Selain itu, shadow economy dengan alasan untuk menghindari pajak akan menciptakan kompetisi antara pekerja legal dan ilegal sehingga tertarik untuk terjun ke dalam shadow economy yang sangat merugikan negara.  

Perlu diketahui juga, aktivitas shadow economy berupa impor produk ke dalam negeri juga akan memberikan dampak negatif bagi industri dalam negeri.

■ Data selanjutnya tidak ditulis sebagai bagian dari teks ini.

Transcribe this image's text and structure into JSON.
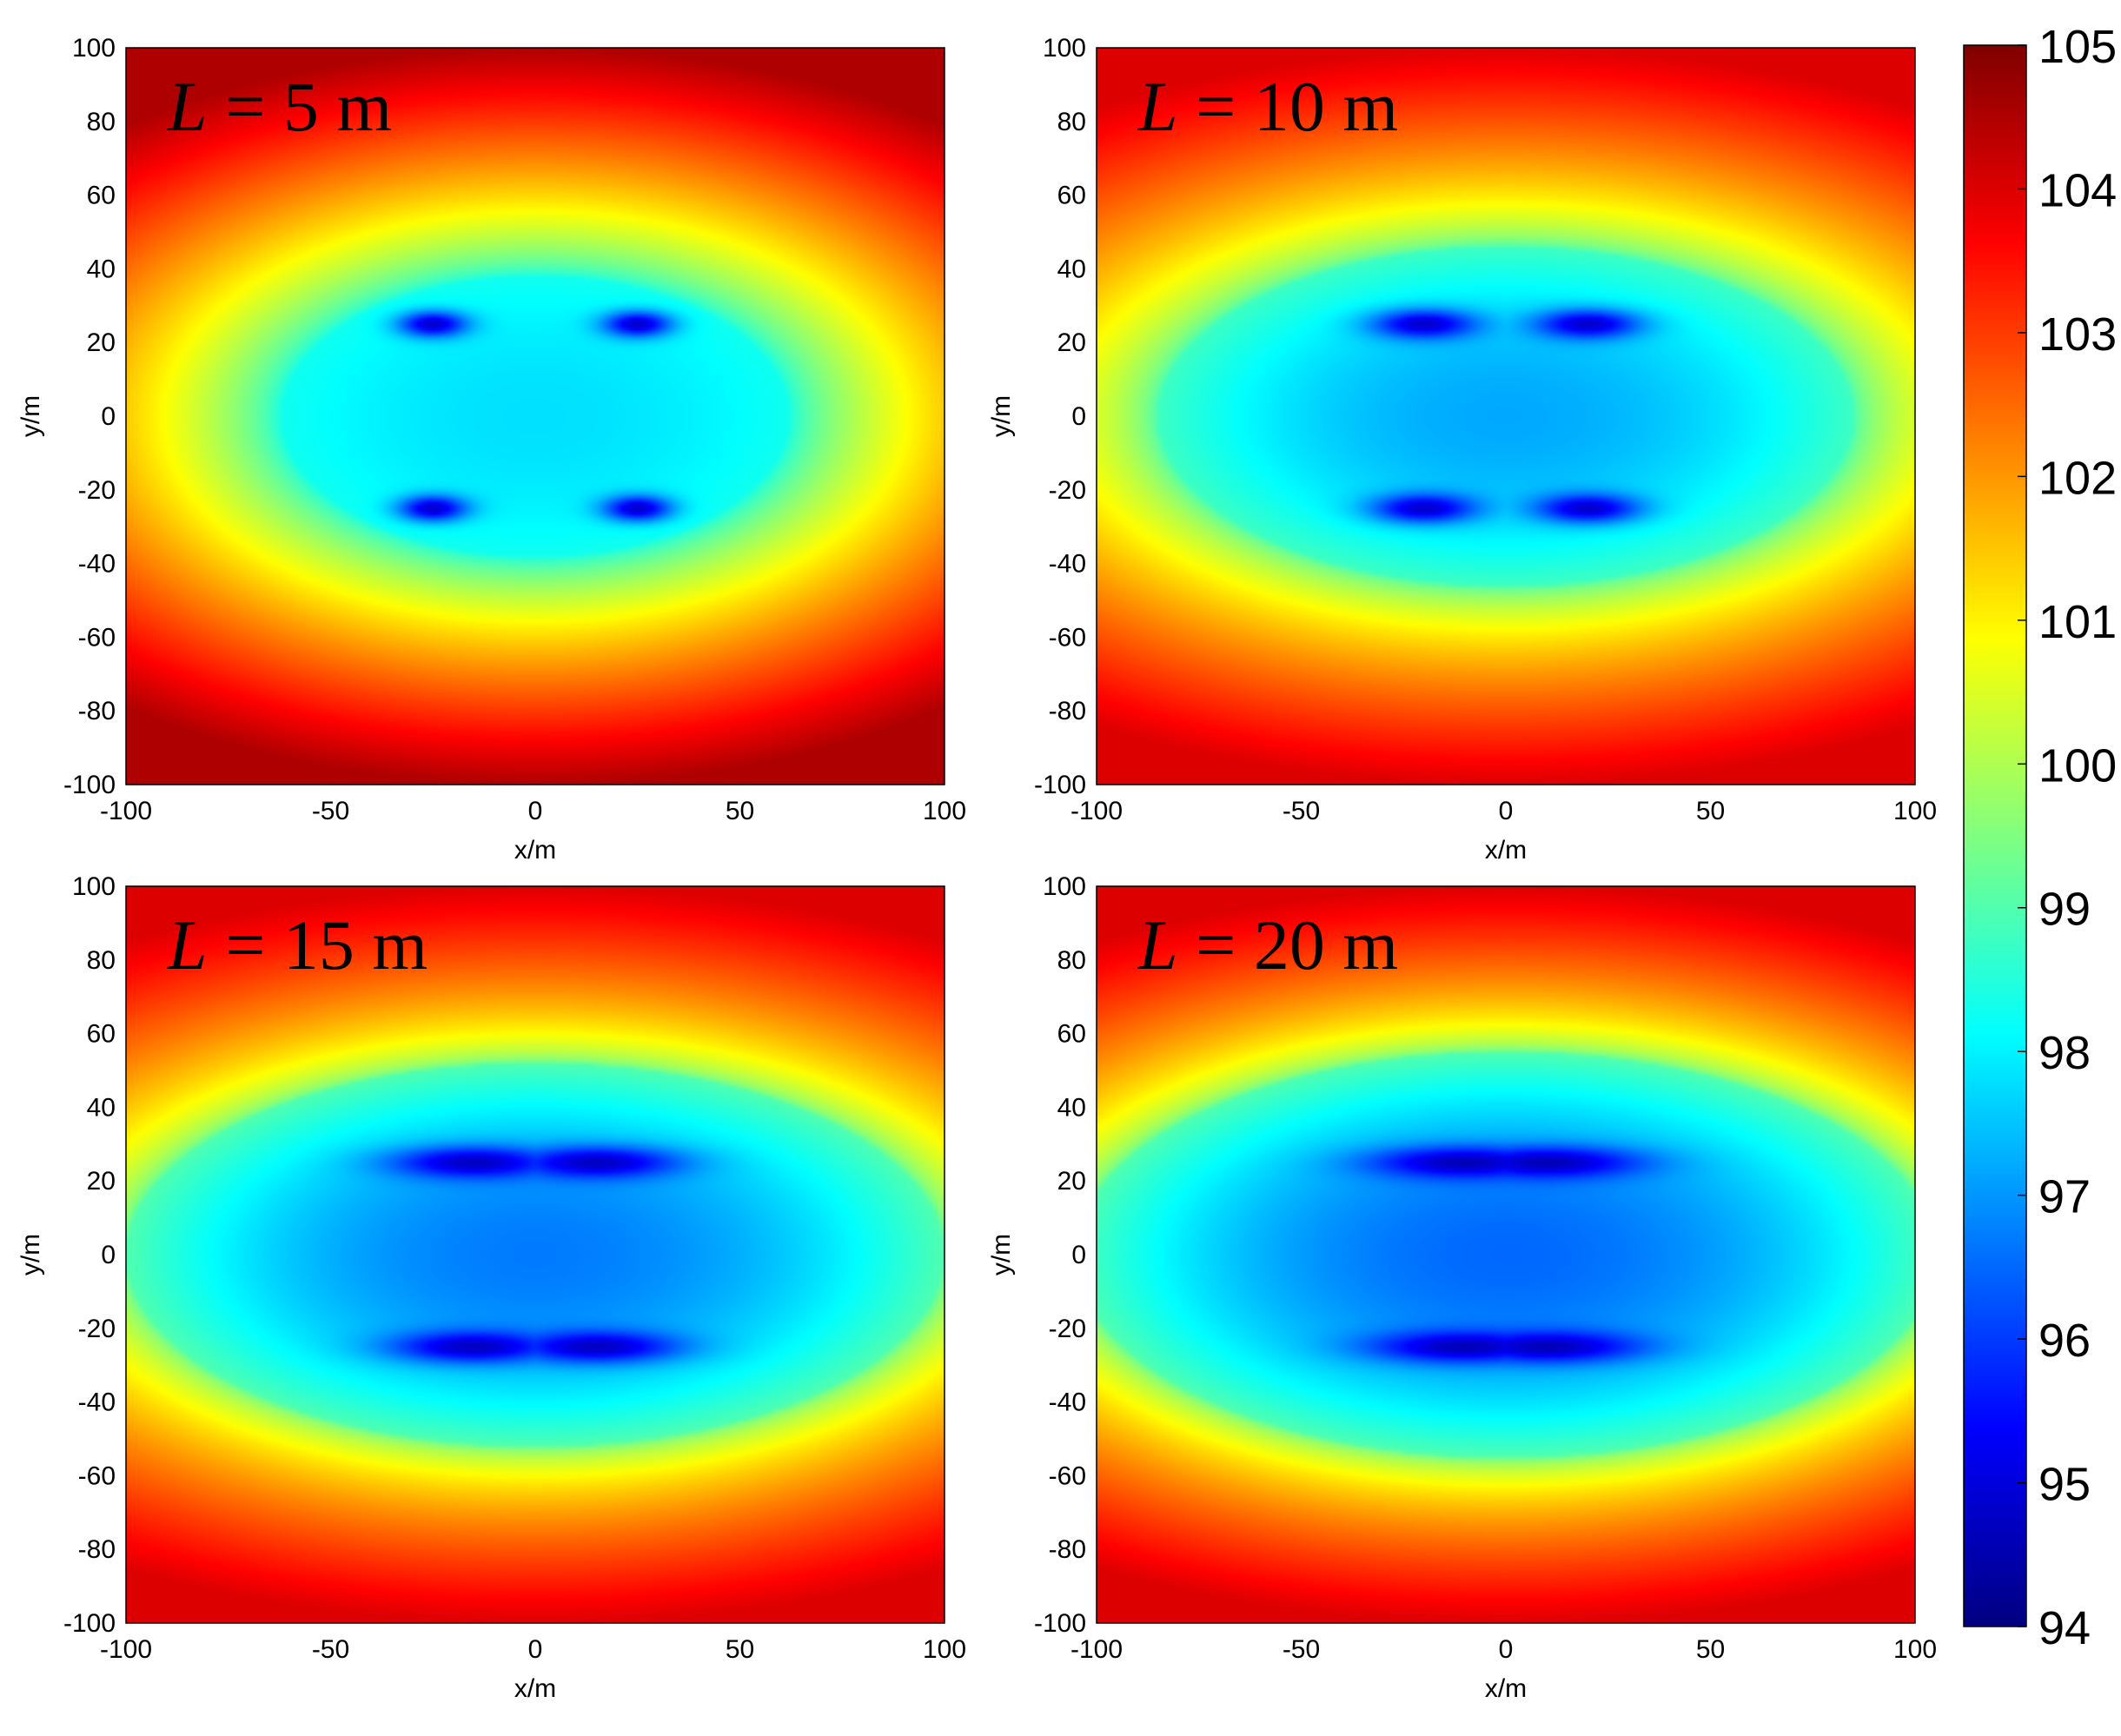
{
  "chart_data": {
    "type": "heatmap",
    "panels": [
      {
        "title": "L = 5 m",
        "title_var": "L",
        "title_rest": " = 5 m",
        "L": 5,
        "xlabel": "x/m",
        "ylabel": "y/m",
        "xlim": [
          -100,
          100
        ],
        "ylim": [
          -100,
          100
        ],
        "xticks": [
          -100,
          -50,
          0,
          50,
          100
        ],
        "yticks": [
          -100,
          -80,
          -60,
          -40,
          -20,
          0,
          20,
          40,
          60,
          80,
          100
        ],
        "field": {
          "inner_min": 97.8,
          "low": 98.3,
          "rx": 62,
          "ry": 38,
          "s": 100,
          "k": 0.7,
          "edge": 104.5,
          "corner": 105.0,
          "sources": [
            [
              -25,
              25
            ],
            [
              25,
              25
            ],
            [
              -25,
              -25
            ],
            [
              25,
              -25
            ]
          ],
          "sigma_x": 6,
          "sigma_y": 2.5,
          "min_value": 94.8
        }
      },
      {
        "title": "L = 10 m",
        "title_var": "L",
        "title_rest": " = 10 m",
        "L": 10,
        "xlabel": "x/m",
        "ylabel": "y/m",
        "xlim": [
          -100,
          100
        ],
        "ylim": [
          -100,
          100
        ],
        "xticks": [
          -100,
          -50,
          0,
          50,
          100
        ],
        "yticks": [
          -100,
          -80,
          -60,
          -40,
          -20,
          0,
          20,
          40,
          60,
          80,
          100
        ],
        "field": {
          "inner_min": 97.2,
          "low": 98.8,
          "rx": 85,
          "ry": 46,
          "s": 100,
          "k": 0.6,
          "edge": 104.0,
          "corner": 104.0,
          "sources": [
            [
              -20,
              25
            ],
            [
              20,
              25
            ],
            [
              -20,
              -25
            ],
            [
              20,
              -25
            ]
          ],
          "sigma_x": 9,
          "sigma_y": 2.8,
          "min_value": 94.8
        }
      },
      {
        "title": "L = 15 m",
        "title_var": "L",
        "title_rest": " = 15 m",
        "L": 15,
        "xlabel": "x/m",
        "ylabel": "y/m",
        "xlim": [
          -100,
          100
        ],
        "ylim": [
          -100,
          100
        ],
        "xticks": [
          -100,
          -50,
          0,
          50,
          100
        ],
        "yticks": [
          -100,
          -80,
          -60,
          -40,
          -20,
          0,
          20,
          40,
          60,
          80,
          100
        ],
        "field": {
          "inner_min": 96.7,
          "low": 99.0,
          "rx": 100,
          "ry": 52,
          "s": 100,
          "k": 0.55,
          "edge": 104.0,
          "corner": 104.0,
          "sources": [
            [
              -15,
              25
            ],
            [
              15,
              25
            ],
            [
              -15,
              -25
            ],
            [
              15,
              -25
            ]
          ],
          "sigma_x": 14,
          "sigma_y": 3.0,
          "min_value": 94.7
        }
      },
      {
        "title": "L = 20 m",
        "title_var": "L",
        "title_rest": " = 20 m",
        "L": 20,
        "xlabel": "x/m",
        "ylabel": "y/m",
        "xlim": [
          -100,
          100
        ],
        "ylim": [
          -100,
          100
        ],
        "xticks": [
          -100,
          -50,
          0,
          50,
          100
        ],
        "yticks": [
          -100,
          -80,
          -60,
          -40,
          -20,
          0,
          20,
          40,
          60,
          80,
          100
        ],
        "field": {
          "inner_min": 96.5,
          "low": 99.0,
          "rx": 105,
          "ry": 55,
          "s": 100,
          "k": 0.55,
          "edge": 104.0,
          "corner": 104.0,
          "sources": [
            [
              -10,
              25
            ],
            [
              10,
              25
            ],
            [
              -10,
              -25
            ],
            [
              10,
              -25
            ]
          ],
          "sigma_x": 16,
          "sigma_y": 3.0,
          "min_value": 94.6
        }
      }
    ],
    "colorbar": {
      "min": 94,
      "max": 105,
      "ticks": [
        94,
        95,
        96,
        97,
        98,
        99,
        100,
        101,
        102,
        103,
        104,
        105
      ],
      "colormap": "jet"
    },
    "grid": false
  }
}
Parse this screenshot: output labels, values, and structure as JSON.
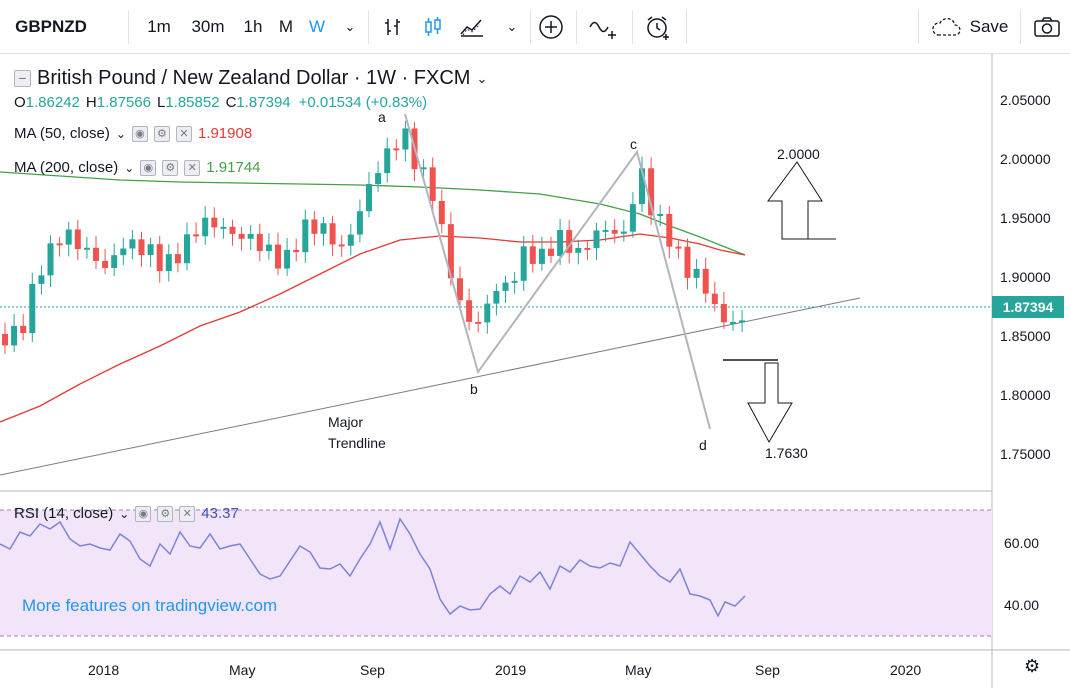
{
  "toolbar": {
    "symbol": "GBPNZD",
    "intervals": [
      "1m",
      "30m",
      "1h",
      "M",
      "W"
    ],
    "active_interval": "W",
    "save_label": "Save"
  },
  "legend": {
    "title": "British Pound / New Zealand Dollar · 1W · FXCM",
    "ohlc": {
      "o_label": "O",
      "o": "1.86242",
      "h_label": "H",
      "h": "1.87566",
      "l_label": "L",
      "l": "1.85852",
      "c_label": "C",
      "c": "1.87394",
      "change": "+0.01534 (+0.83%)"
    },
    "ma50": {
      "label": "MA (50, close)",
      "value": "1.91908"
    },
    "ma200": {
      "label": "MA (200, close)",
      "value": "1.91744"
    },
    "rsi": {
      "label": "RSI (14, close)",
      "value": "43.37"
    }
  },
  "price_axis": [
    "2.05000",
    "2.00000",
    "1.95000",
    "1.90000",
    "1.85000",
    "1.80000",
    "1.75000"
  ],
  "last_price": "1.87394",
  "rsi_axis": [
    "60.00",
    "40.00"
  ],
  "time_axis": [
    "2018",
    "May",
    "Sep",
    "2019",
    "May",
    "Sep",
    "2020"
  ],
  "annotations": {
    "a": "a",
    "b": "b",
    "c": "c",
    "d": "d",
    "target_up": "2.0000",
    "target_down": "1.7630",
    "trendline_line1": "Major",
    "trendline_line2": "Trendline"
  },
  "promo": "More features on tradingview.com",
  "colors": {
    "up": "#26a69a",
    "down": "#ef5350",
    "ma50": "#e53935",
    "ma200": "#43a047",
    "rsi": "#7b83d6",
    "rsi_band": "#f3e5f9",
    "accent": "#2196f3"
  },
  "chart_data": {
    "type": "candlestick",
    "title": "British Pound / New Zealand Dollar · 1W · FXCM",
    "ylim": [
      1.72,
      2.08
    ],
    "x_ticks": [
      "2018",
      "May",
      "Sep",
      "2019",
      "May",
      "Sep",
      "2020"
    ],
    "series": [
      {
        "name": "MA (50, close)",
        "values_start": 1.77,
        "values_end": 1.919
      },
      {
        "name": "MA (200, close)",
        "values_start": 1.99,
        "values_end": 1.917
      }
    ],
    "last_close": 1.87394,
    "rsi_last": 43.37,
    "rsi_range": [
      30,
      72
    ]
  }
}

Impor produk dari luar negeri akan mematikan industri dalam negeri, apalagi jika aktivitas impor tersebut tidak terdeteksi. 

Baca juga: Rasio Pajak RI Lebih Rendah Dibandingkan Negara Lain

 

Upaya Pemberantasan Shadow Economy  

Jika aktivitas ekonomi, terutama aktivitas ekonomi berbasis digital dapat terdata dengan baik, maka akan meminimalisir produk shadow economy dan meningkatkan pertumbuhan ekonomi Indonesia.  Meskipun pemerintah telah menerapkan Perdagangan Melalui Sistem Elektronik (PMSE) sejak 1 Juli 2020 yang diatur pada UU RI No. 2 Tahun 2020 atas transaksi elektronik, perlu adanya antisipasi dan pengawasan yang lebih signifikan.

Hal ini menimbang kegiatan ekonomi berbasis digital yang kian meningkat pasca Pandemi Covid-19 terutama semenjak himbauan pemerintah melalui kebijakan work from home (WFH). Dengan adanya penanganan shadow economy dan tindak pidana ekonomi yang lebih intensif dan tepat akan mendorong pertumbuhan ekonomi yang berkelanjutan dan penditribusian yang lebih merata.